Table 3. . Export of various Yop–Cya hybrid proteins by the Y. pseudotuberculosis MYM strain and their subsequent delivery into the cytoplasm of infected eukaryotic cells. a. Bacteria containing the indicated plasmids were collected after being induced for Yop expression, washed and resuspended in cyclase activity assay buffer containing calmodulin (Schesser et al., 1996).b. Cultured HeLa or J774 cells were infected with the indicated complemented MYM strain and, 4 h after the start of infection, cell cultures were washed and whole-cell lysates were prepared and measured for cAMP.

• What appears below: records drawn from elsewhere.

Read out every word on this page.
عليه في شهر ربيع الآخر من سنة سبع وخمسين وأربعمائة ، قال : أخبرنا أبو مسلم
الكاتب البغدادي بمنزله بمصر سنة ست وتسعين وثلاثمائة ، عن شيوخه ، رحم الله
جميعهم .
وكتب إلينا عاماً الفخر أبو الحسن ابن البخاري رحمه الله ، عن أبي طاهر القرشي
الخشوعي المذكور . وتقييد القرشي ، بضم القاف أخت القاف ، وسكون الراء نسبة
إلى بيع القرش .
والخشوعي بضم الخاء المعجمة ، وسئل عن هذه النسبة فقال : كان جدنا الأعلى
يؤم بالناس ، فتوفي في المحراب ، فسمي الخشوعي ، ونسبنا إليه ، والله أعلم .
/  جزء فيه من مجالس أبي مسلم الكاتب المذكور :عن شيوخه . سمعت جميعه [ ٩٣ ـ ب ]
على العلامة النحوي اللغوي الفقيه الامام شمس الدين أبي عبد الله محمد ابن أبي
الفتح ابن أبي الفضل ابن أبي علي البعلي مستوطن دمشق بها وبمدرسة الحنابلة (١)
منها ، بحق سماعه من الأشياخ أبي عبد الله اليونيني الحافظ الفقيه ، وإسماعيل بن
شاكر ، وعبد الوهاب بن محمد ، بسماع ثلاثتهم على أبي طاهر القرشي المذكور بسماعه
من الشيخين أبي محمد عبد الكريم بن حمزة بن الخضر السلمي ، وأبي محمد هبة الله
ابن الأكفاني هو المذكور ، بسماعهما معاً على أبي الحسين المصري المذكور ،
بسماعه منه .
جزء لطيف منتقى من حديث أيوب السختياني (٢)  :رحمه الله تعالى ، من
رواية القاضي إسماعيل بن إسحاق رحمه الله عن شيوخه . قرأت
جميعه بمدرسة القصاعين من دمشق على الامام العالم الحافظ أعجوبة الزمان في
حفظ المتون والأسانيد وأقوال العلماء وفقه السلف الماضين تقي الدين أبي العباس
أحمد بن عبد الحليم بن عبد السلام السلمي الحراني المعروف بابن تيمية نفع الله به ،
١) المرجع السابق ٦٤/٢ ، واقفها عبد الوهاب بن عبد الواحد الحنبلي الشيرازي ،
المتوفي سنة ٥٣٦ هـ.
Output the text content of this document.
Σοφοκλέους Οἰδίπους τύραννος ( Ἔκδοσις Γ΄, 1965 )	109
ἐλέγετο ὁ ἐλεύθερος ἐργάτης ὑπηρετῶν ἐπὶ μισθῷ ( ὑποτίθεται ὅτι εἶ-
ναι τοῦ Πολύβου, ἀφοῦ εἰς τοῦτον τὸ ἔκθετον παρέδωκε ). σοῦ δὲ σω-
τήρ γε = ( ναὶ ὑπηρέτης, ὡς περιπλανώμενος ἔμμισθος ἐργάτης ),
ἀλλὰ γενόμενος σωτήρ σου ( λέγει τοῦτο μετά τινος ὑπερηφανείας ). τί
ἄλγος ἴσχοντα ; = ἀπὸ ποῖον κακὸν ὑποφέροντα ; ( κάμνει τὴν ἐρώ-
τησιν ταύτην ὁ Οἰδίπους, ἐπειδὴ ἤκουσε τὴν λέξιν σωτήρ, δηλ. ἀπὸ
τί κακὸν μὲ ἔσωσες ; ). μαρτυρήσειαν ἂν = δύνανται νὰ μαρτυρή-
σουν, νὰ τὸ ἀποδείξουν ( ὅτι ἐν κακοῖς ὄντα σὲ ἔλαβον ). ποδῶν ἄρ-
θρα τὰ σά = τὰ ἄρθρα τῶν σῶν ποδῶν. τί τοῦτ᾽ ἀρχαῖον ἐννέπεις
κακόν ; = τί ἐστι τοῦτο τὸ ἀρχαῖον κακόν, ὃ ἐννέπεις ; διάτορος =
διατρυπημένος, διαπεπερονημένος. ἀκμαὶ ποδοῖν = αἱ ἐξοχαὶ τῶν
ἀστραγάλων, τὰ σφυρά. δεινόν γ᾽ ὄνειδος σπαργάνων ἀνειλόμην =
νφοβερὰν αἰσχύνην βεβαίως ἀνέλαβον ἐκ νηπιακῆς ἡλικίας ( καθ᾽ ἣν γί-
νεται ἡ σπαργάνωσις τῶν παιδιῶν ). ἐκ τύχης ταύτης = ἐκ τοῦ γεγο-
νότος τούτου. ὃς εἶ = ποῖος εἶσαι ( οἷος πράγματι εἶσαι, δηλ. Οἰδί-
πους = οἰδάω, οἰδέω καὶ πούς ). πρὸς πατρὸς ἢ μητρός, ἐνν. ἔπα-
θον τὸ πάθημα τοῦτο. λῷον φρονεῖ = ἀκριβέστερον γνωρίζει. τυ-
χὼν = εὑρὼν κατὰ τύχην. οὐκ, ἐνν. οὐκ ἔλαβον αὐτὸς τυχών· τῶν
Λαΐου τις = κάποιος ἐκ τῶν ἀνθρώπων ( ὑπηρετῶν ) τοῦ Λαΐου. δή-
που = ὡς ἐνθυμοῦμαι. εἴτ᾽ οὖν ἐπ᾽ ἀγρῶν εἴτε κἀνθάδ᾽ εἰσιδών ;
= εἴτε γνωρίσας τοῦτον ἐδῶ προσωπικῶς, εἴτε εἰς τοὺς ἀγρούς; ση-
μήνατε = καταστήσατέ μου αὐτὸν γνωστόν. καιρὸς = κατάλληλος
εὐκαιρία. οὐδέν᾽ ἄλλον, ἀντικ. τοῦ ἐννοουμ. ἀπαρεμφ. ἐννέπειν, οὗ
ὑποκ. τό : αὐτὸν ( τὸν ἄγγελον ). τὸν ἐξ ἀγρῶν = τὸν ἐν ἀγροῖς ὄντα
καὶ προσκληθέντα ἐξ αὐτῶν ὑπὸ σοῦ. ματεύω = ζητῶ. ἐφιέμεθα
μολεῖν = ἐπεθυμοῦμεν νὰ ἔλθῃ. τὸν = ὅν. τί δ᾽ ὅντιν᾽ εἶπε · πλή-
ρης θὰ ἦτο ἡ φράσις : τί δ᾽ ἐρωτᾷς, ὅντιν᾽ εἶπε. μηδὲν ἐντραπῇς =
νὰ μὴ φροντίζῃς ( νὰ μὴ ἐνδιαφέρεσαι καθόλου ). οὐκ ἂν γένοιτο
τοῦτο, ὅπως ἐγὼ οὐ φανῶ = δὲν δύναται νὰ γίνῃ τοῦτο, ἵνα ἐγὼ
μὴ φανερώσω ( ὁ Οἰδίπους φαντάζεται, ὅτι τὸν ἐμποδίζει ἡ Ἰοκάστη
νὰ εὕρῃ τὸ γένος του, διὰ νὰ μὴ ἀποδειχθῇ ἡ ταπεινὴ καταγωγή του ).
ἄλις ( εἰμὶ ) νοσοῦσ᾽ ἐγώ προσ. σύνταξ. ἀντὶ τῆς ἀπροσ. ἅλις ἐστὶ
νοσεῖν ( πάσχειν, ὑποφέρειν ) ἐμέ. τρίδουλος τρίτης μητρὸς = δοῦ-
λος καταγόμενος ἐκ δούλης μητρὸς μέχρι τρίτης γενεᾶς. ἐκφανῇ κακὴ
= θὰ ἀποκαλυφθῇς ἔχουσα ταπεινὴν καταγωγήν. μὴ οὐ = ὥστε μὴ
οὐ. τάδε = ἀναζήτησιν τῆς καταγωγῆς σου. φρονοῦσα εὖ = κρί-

The subcellular location of YopJ49–Cya after infection was compared with YopE49–Cya and YopB–Cya hybrid proteins; YopE49–Cya has been shown to be both exported from the bacterial cell and delivered into the cytoplasm of infected eukaryotic cells (Sory et al., 1995; Schesser et al., 1996), while YopB–Cya has been shown to be exported from the bacterial cell but not delivered into eukaryotic cells (Håkansson et al., 1996b). Extracts prepared from both HeLa and J774 cells infected with the YopJ49–Cya-containing MYM strain had cAMP levels similar to the levels observed in extracts prepared from HeLa cells infected with the YopE49–Cya-containing MYM strain (Table 3). In contrast, cAMP was not detected in extracts prepared from HeLa cells infected with a YopB–Cya-containing MYM strain. These data show that YopJ49–Cya is similar to YopE49–Cya in terms of its delivery into the cytoplasm of eukaryotic cells during infection and further suggests that YopJ functions from within the eukaryotic cell to suppress the activity of signalling pathways that are required for inducible cytokine expression.